Israel – Militares contra escritores

* “¡Escritores, ustedes no son estrategas; cállense!” (Oded Tira, general retirado de Tzáhal)

* “Si se calla el cantor, calla la vida…” (Horacio Guarany, poeta y cantante argentino)

La falta de una respuesta clara y sobre todo decisiva respecto de los continuos ataques con misiles Kassam que lleva a cabo Hamás desde la Franja de Gaza sobre la región del Neguev occidental y más precisamente en la ciudad de Sderot, ha creado una situación conflictiva en la sociedad israelí.

Ciertos sectores pregonan por una solución inmediata y drástica basada fundamentalmente en una operación militar masiva con el propósito de desmantelar toda la infraestructura de Hamás y crear condiciones que en el futuro impidan cualquier ataque desde ese frente.

Otros consideran peligrosa dicha solución, sobre todo por su alto costo en vidas humanas, aunque exigen la continuación de acciones militares puntuales y limitadas a efectos de disminuir en lo posible los ataques de los terroristas.

Allegados a los marcos considerados de izquierda rechazan toda salida por medio de la fuerza y evalúan positivamente la posibilidad de entrar en negociaciones a los efectos de llevar a la práctica la propuesta de Hamás de una “hudna” (armisticio por un largo período).

En el marco de esta discusión pública, el conocido escritor israelí, Amós Oz, publicó días atrás un artículo titulado “¡No entren en Gaza!“. Oz detalla explícitamente su oposición a una invasión terrestre a la franja y sostiene la necesidad de llegar a un cese de fuego como una solución factible menos grave.

En respuesta a Oz, el general retirado de Tzáhal, Oded Tira, publicó en los medios una solicitada titulada: “¡Escritores, ustedes no son estrategas; cállense!”.

En una clara visión de una dictadura militar, que tan malos recuerdos nos trae de nuestro pasado en Argentina, el “generalísimo” Tira propone que los temas importantes de manejo político del país queden exclusivamente en manos de aquellos que estudiaron y acumularon experiencia en estrategia. Según él, estos asuntos deben ser tratados sólo por expertos, profesionales y tecnócratas y no por políticos ni representantes de distintos sectores de la sociedad. En el marco de este país, manejado por estos experimentados estrategas, los “escritores sólo deben tener a su cargo inculcar valores nacionales como solidaridad y ayuda mutua”. Su intromisión en asuntos estratégicos es un claro “desprecio y una superficialidad profesional en la materia”. Comunicado N°1 del Comandante Tira.

Las permanentes situaciones conflictivas que enfrentó Israel, desde principios de su gestación hasta hoy, obligaron a su población a participar en forma activa en su defensa. Todos nosotros, o por lo menos la mayoría, tomamos parte, de una manera u otra, en la defensa de Israel. Muchos lo hicimos como simples soldados rasos, algunos como oficiales; sólo una minoría alcanzó puestos de alto rango militar.

En el marco de las decisiones más importantes para el Estado, relacionadas con su destino y su seguridad, los aspectos militares son sólo un elemento más y tal vez no el más determinante.

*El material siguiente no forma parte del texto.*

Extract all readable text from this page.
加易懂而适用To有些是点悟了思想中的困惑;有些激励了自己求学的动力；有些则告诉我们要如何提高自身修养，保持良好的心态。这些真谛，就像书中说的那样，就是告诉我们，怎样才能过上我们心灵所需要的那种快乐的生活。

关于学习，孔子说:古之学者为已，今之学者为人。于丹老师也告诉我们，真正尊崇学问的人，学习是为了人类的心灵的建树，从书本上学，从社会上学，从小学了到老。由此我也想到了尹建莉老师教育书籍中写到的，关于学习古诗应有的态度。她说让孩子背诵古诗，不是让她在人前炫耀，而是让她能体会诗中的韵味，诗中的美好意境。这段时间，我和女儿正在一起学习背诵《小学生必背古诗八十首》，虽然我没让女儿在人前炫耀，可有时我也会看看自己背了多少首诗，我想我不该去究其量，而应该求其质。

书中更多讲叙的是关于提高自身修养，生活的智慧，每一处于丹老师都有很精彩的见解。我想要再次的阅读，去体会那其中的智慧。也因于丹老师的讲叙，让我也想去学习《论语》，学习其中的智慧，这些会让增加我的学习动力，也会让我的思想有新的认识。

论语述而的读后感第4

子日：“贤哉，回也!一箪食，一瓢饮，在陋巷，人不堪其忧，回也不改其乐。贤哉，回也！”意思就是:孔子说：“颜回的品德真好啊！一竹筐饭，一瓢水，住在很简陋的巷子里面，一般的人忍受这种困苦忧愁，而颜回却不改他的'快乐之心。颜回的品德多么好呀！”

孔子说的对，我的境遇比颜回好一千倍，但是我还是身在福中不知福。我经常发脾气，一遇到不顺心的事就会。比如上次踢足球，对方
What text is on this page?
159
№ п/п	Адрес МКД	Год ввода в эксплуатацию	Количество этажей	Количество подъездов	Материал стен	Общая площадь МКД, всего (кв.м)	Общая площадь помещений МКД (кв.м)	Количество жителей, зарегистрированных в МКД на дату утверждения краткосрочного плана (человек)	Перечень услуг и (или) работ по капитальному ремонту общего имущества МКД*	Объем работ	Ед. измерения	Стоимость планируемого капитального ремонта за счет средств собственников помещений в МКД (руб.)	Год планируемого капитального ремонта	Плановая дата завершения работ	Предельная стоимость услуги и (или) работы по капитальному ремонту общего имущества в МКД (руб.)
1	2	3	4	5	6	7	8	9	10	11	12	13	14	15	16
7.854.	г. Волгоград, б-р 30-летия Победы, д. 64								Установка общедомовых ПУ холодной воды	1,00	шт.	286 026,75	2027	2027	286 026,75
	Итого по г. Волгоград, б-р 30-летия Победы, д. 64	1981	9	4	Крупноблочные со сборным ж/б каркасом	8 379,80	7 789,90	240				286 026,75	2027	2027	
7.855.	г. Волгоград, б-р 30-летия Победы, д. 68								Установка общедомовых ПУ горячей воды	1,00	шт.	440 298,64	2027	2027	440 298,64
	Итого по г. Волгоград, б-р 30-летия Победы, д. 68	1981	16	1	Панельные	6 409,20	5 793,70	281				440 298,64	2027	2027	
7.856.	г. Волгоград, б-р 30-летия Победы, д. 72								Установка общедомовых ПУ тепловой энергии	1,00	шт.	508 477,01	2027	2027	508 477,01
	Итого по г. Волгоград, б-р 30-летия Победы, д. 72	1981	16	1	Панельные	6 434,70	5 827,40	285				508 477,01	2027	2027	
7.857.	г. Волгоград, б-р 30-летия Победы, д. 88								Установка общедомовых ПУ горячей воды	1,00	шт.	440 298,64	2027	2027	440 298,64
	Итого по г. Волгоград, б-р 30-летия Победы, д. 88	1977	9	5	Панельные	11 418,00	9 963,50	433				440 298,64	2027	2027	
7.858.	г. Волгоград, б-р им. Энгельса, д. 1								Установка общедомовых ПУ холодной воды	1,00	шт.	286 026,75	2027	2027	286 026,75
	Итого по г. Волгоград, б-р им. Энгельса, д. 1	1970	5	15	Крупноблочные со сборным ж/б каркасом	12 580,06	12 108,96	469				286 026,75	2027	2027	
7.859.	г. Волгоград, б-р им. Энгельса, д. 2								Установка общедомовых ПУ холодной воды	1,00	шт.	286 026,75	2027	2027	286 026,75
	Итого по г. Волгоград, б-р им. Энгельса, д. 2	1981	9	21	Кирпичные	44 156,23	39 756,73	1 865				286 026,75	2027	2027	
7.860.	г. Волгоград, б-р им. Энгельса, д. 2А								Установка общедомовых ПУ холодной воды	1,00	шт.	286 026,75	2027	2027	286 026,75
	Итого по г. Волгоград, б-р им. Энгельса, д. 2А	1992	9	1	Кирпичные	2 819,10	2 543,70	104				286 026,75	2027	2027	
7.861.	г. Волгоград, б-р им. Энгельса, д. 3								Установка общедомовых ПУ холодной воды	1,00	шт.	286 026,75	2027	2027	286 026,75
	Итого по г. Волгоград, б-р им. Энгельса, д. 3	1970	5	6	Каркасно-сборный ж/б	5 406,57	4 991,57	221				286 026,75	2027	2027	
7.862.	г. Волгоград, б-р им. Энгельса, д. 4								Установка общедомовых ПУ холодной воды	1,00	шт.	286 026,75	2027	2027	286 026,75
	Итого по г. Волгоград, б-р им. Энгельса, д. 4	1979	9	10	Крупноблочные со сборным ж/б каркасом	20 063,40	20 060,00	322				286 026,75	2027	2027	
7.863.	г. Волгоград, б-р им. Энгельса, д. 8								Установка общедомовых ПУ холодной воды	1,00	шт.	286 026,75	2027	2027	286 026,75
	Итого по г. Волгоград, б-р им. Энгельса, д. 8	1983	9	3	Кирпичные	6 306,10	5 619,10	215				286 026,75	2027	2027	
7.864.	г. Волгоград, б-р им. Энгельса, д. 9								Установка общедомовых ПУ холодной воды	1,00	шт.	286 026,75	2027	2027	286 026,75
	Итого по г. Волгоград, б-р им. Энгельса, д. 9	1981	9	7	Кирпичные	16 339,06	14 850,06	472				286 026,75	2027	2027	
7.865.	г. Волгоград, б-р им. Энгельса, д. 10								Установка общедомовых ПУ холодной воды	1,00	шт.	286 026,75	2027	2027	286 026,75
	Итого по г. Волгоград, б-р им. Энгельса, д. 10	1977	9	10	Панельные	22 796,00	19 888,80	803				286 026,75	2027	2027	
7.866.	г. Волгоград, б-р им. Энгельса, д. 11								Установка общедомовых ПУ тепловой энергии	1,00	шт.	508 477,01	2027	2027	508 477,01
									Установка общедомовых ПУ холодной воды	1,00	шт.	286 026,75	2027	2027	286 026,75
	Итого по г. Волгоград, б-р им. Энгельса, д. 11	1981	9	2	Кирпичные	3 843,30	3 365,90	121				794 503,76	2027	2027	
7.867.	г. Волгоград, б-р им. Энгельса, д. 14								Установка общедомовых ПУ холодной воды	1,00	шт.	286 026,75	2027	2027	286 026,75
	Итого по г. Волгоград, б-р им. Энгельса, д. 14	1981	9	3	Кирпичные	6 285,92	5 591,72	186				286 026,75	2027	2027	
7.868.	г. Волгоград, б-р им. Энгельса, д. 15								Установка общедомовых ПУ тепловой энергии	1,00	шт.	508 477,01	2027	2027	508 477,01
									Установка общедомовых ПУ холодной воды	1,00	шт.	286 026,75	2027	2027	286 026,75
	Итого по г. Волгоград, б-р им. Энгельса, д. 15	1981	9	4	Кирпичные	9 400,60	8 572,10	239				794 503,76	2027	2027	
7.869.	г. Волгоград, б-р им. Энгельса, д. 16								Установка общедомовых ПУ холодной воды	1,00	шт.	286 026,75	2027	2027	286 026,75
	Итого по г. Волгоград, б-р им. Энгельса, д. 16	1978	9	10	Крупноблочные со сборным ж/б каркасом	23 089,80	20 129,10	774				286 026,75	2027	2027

En esa discusión abierta sobre el futuro del país, cada ciudadano tiene el derecho – y tal vez la obligación – de exponer sus ideas, tratando de influenciar en decisiones que determinarán nuestro futuro. Estos debates entran en marcos políticos e ideológicos donde los aspectos militares son sólo un elemento técnico en manos del político. El uso del grado militar del pasado como factor de influencia es un acto inapropiado que se debe rechazar rotundamente.

Nuestra corta experiencia nos demostró en más de una oportunidad que expertos en estrategia militar arrastraron a gobernantes y gobiernos a tomar decisiones sobre operativos que poca gloria y triunfos nos brindaron. Las conclusiones del Informe Winograd de la Segunda Guerra del Líbano son un reciente y claro ejemplo de ello. Sería prudente que el general Tira sea un poco más modesto, humilde y menos soberbio cuando se dirige a un ciudadano – sea éste común o escritor famoso – que considera importante manifestar su opinión ante un paso que puede ser decisivo para el futuro de todos nosotros.

Si usted o el escritor se callan, inclusive en cuestiones cardinales de estrategia, el destino no nos puede deparar nada bueno.